I fatti si sarebbero svolti nel 2013. A mettere gli investigatori sulla pista giusta le intercettazioni telefoniche cui il giovane, pluripregiudicato, sarebbe stato sottoposto durante le indagini su delle rapine avvenute in provincia di Treviso

Un albanese di 26anni, pluripregiudicato, è accusato di concorso nella violenza sessuale ai danni di una ragazzina di 13 anni

Per la Procura di Treviso avrebbe fatto da "palo" nel corso di una brutale violenza sessuale, perpetrata ai danni di una ragazzina di soli 13 anni da parte di un altro minorenne. Lui, sentito oggi, giovedì 8 luglio, nel corso dell'udienza preliminare di fronte al gup Gianluigi Zulian in cui deve rispondere dei reati di concorso in violenza sessuale e concorso in violenza sessuale di gruppo, ha invece respinto tutte le accuse, sostenendo di essersi limitato a condurre in auto i due in un luogo isolato, di averli visti baciarsi e a quale punto di essersi allontanato per qualche minuto.

L'uomo, un pluripregiudicato albanese 26enne, attualmente agli arresti domiciliari, era stato condannato per otto rapine, commesse insieme ad altri 4 complici, tra il settembre del 2017 e il marzo del 2018 e messe a segno a Silea, Susegana, Frescada e Treviso. Deve inoltre scontare una pena di tre anni per spaccio di stupefacenti.

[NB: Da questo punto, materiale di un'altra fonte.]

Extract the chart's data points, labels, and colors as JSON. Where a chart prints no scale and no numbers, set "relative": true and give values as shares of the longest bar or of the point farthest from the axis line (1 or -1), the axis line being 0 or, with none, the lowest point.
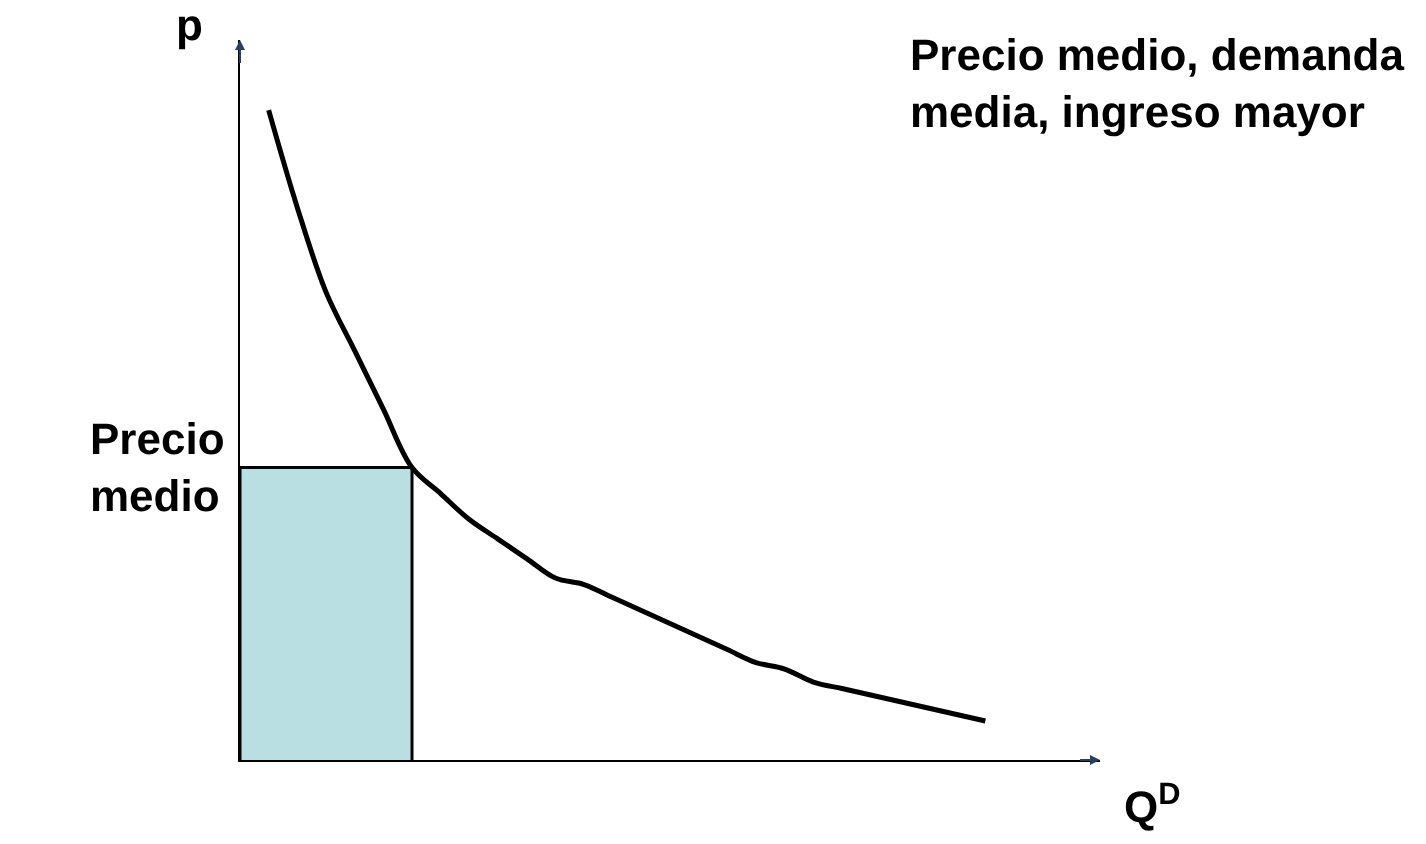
{
  "chart_data": {
    "type": "line",
    "relative": true,
    "title": "Precio medio, demanda\nmedia, ingreso mayor",
    "xlabel": "Q$^{D}$",
    "ylabel": "p",
    "categories": [
      null,
      null,
      null,
      null,
      null,
      null,
      null,
      null,
      null,
      null,
      null,
      null,
      null,
      null,
      null,
      null,
      null,
      null,
      null,
      null,
      null,
      null,
      null,
      null,
      null,
      null,
      null
    ],
    "series": [
      {
        "type": "area",
        "color": "#b9dfe2",
        "values": [
          0.45,
          0.45,
          0.45,
          0.45,
          0.45,
          0.45,
          0.45,
          null,
          null,
          null,
          null,
          null,
          null,
          null,
          null,
          null,
          null,
          null,
          null,
          null,
          null,
          null,
          null,
          null,
          null,
          null,
          null
        ]
      },
      {
        "color": "#000000",
        "values": [
          null,
          1.0,
          0.85,
          0.72,
          0.63,
          0.54,
          0.45,
          0.41,
          0.37,
          0.34,
          0.31,
          0.28,
          0.27,
          0.25,
          0.23,
          0.21,
          0.19,
          0.17,
          0.15,
          0.14,
          0.12,
          0.11,
          0.1,
          0.09,
          0.08,
          0.07,
          0.06
        ]
      }
    ],
    "annotations": [
      "Precio medio"
    ],
    "marker": "none"
  }
}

I fatti risalgono al 2013 e a mettere gli investigatori sulla strada che ha portato a scoprire la violenza sono state alcune intercettazioni telefoniche nell'ambito delle indagini sulle rapine. In una il 26enne faceva riferimento, parlando con un conoscente, alle circostanze che avevano portato allo stupro.

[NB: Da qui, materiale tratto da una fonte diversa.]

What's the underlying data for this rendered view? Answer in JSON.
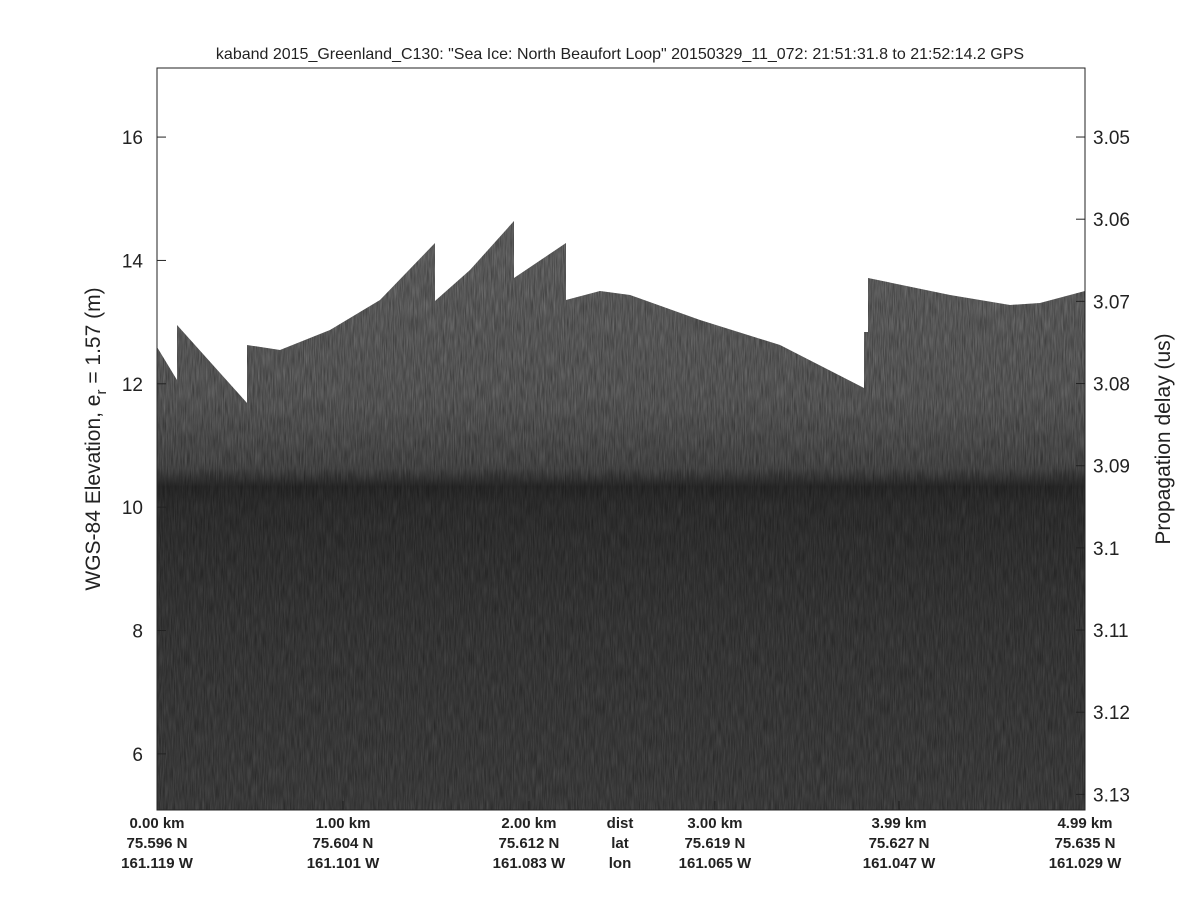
{
  "chart_data": {
    "type": "echogram",
    "title": "kaband 2015_Greenland_C130: \"Sea Ice: North Beaufort Loop\"  20150329_11_072: 21:51:31.8 to 21:52:14.2 GPS",
    "ylabel": "WGS-84 Elevation, e",
    "ylabel_sub": "r",
    "ylabel_rest": " = 1.57 (m)",
    "y2label": "Propagation delay (us)",
    "ylim": [
      5.09,
      17.12
    ],
    "yticks": [
      6,
      8,
      10,
      12,
      14,
      16
    ],
    "y2lim": [
      3.1319,
      3.0416
    ],
    "y2ticks": [
      3.05,
      3.06,
      3.07,
      3.08,
      3.09,
      3.1,
      3.11,
      3.12,
      3.13
    ],
    "xlim": [
      0,
      4.99
    ],
    "xticks": [
      {
        "value": 0,
        "label": "0.00 km"
      },
      {
        "value": 1,
        "label": "1.00 km"
      },
      {
        "value": 2,
        "label": "2.00 km"
      },
      {
        "value": 3,
        "label": "3.00 km"
      },
      {
        "value": 3.99,
        "label": "3.99 km"
      },
      {
        "value": 4.99,
        "label": "4.99 km"
      }
    ],
    "xtick_lat": [
      "75.596 N",
      "75.604 N",
      "75.612 N",
      "75.619 N",
      "75.627 N",
      "75.635 N"
    ],
    "xtick_lon": [
      "161.119 W",
      "161.101 W",
      "161.083 W",
      "161.065 W",
      "161.047 W",
      "161.029 W"
    ],
    "xtick_row_labels": [
      "dist",
      "lat",
      "lon"
    ]
  }
}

Secondo gli accertamenti l'uomo si sarebbe trovato alla Fiere di S. Luca in compagnia dei due minorenni. La ragazzina sarebbe stata fatta salire a forza nella macchina dell'albanese, che avrebbe bloccato per impedirle di uscire, e condotta nei pressi del cimitero di Silea. A quel punto l'albanese sarebbe sceso dall'auto per accertarsi che nessuno giungesse sul luogo. La giovane, sentita dagli investigatori, avrebbe detto che al tempo non se l'era sentita di fare denuncia per la vergogna.